The hot new launch by Open AI – Sora AI is the latest buzz around the tech world. This AI model is the first AI model from Open AI that is capable of generating up to a minute-long AI video from a text as a prompt.
While the world is just getting used to AI chat assistance and image generation, Open AI has given people a new reason to be excited yet worried about AI advancements.
Though Sora AI is still in development and not available for general use it has excited a lot of enthusiasts like me.
Let’s quickly know all about this new AI text-to-video model!
What Is Sora AI?
First things first, Sora is not ChatGPT and cannot be used within ChatGPT or your ChatGPT Plus subscription.
Sora AI is a separate AI model that is still in the works. Not everyone can use Sora AI, and is not yet available to the general public for use.
With Sora AI, a user can enter a simple text prompt and get up to a minute-generated video with high adherence to the user prompt while maintaining the quality of – lighting, skin tone, textures, real-world physics, and elements.
Here’s A Look At The Best Sora AI Example I Found:
How Does Sora AI Work?
Now, to dig deeper into the technology and the base of Sora’s work, Sora AI is the largest AI text-to-video model by Open AI, based on text-conditional diffusion models trained on images and videos of different aspect ratios and resolutions.
Sora AI works on a transformer architecture that makes use of spacetime patches of video and image latent codes.
Just as LLMs work on text “tokens,” Sora works on visual “patches.” These patches were found to be highly scalable and effective in training generative models on a variety of images and videos by Open AI.
To simplify how Sora AI works, it takes static noise and transforms it into relevant videos by removing it sequentially.
Sora takes the existing research on DALL E and GPT and uses the same re-captioning technique that is used by DALL E 3 to generate highly visual outputs.
Sora AI Availability
As of February 2024, Sora AI is not available for general users.

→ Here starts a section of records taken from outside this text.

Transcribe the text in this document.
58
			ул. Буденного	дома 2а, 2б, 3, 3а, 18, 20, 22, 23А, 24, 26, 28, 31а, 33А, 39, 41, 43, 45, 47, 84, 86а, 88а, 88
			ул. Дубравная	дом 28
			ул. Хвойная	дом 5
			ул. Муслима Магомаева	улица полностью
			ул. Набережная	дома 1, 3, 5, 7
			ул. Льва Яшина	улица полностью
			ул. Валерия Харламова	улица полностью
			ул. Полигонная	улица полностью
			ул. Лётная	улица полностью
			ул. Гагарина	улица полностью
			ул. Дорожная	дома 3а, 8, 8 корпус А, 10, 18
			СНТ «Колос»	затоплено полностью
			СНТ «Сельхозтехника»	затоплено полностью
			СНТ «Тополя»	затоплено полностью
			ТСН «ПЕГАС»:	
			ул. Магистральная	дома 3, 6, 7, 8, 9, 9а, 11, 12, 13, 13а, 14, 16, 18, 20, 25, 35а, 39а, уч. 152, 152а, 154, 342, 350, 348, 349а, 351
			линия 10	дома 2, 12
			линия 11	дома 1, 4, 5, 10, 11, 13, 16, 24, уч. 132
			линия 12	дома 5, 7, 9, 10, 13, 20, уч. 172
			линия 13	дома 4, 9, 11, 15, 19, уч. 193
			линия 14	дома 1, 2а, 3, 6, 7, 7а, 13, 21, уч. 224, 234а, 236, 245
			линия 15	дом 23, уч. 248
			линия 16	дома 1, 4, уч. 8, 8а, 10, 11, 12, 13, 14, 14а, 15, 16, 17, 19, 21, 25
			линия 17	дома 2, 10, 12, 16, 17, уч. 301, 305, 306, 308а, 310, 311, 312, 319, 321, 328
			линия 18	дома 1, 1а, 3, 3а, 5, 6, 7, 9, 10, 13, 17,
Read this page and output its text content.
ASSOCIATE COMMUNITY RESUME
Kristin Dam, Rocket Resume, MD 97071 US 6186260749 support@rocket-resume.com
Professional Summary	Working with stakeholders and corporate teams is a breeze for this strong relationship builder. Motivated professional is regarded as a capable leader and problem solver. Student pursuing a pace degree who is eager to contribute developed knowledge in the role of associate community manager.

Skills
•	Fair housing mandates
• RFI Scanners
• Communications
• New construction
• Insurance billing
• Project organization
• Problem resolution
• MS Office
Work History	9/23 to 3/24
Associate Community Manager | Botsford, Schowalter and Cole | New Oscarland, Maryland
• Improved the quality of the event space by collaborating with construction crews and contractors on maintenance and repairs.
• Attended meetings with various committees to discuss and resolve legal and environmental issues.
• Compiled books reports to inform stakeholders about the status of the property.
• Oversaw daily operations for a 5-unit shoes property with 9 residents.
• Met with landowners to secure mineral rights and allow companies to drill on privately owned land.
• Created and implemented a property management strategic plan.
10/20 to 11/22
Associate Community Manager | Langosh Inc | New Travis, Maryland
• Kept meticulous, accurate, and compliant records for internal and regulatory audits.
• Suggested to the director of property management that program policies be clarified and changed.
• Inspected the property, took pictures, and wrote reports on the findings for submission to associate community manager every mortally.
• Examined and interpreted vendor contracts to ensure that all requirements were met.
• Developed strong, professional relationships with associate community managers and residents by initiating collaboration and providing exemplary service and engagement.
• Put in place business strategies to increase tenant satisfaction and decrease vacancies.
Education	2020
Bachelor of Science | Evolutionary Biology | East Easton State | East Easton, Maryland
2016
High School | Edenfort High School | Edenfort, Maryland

This text-to-video model can only be used by select individuals chosen by Open AI called “Red Teamers,” who are currently testing out the potential and limitations of this AI model.
These individuals are experts when it comes to identifying bias, hateful content, and misinformation.
Sora AI Safety
With such a high level of potential, this AI model also sparks the question of the safety and security of using this model.
Hence, before releasing this AI model into the market, Open AI is geared towards developing tools such as a detection classifier.
They have also adopted existing text classifiers that filter the request for violent, sexual, hateful, celebrity likeness, or IP-related content.
Sora AI Potential
Apart from generating a brilliant video like the above post, what else can Sora AI do?
Sora has the ability to create – 1920x1080p videos, vertical 1080×1920 videos, and any other aspect ratio that comes in between as of now.
Check This Out:
Source: Open AI YouTube
Sora AI can:
- Generate an AI video from text from up to a minute’s length.
- Create content for a variety of devices as per the aspect ratios of the device.
- Animate still images.
- Extend an existing video to fill out the frames.
- Video-to-video editing.
- Connect two input videos.
- Generate AI Images up to 2048×2048 resolution.
- Simulate digital worlds (like Minecraft)
Limitations Of Sora AI
Sora AI currently has many limitations, the most evident being the inability to model the physics for a lot of elements.
Here are some more Sora AI limitations.
- It is a private tool, not available to the general public.
- Still in the testing phase.
- Can generate videos up to a minute’s length only.
- Does not have any sound for the video.
- Faces difficulty in understanding directional accuracy.
What Does the Launch of Sora AI Text-To-Video Model Mean For the Future?
Sora AI is a big leap towards improving the artificial general intelligence of AI models and their implications in real-life use cases.
But this might sound alarm for the video production industry for many video content creators, artists, the stock video industry, and other professionals involved in video production.
On the contrary, for the tech world, this is yet another breakthrough that was bound to be introduced, given the research and development that has gone into developing AI models and the potential they have shown.
We can expect the Sora AI text-to-video model to be available for use and further integrated into other Open AI products pretty soon.
And it is only a matter of time before other AI-focused tech giants like Google. Microsoft and Meta came up with their own AI text-to-video models.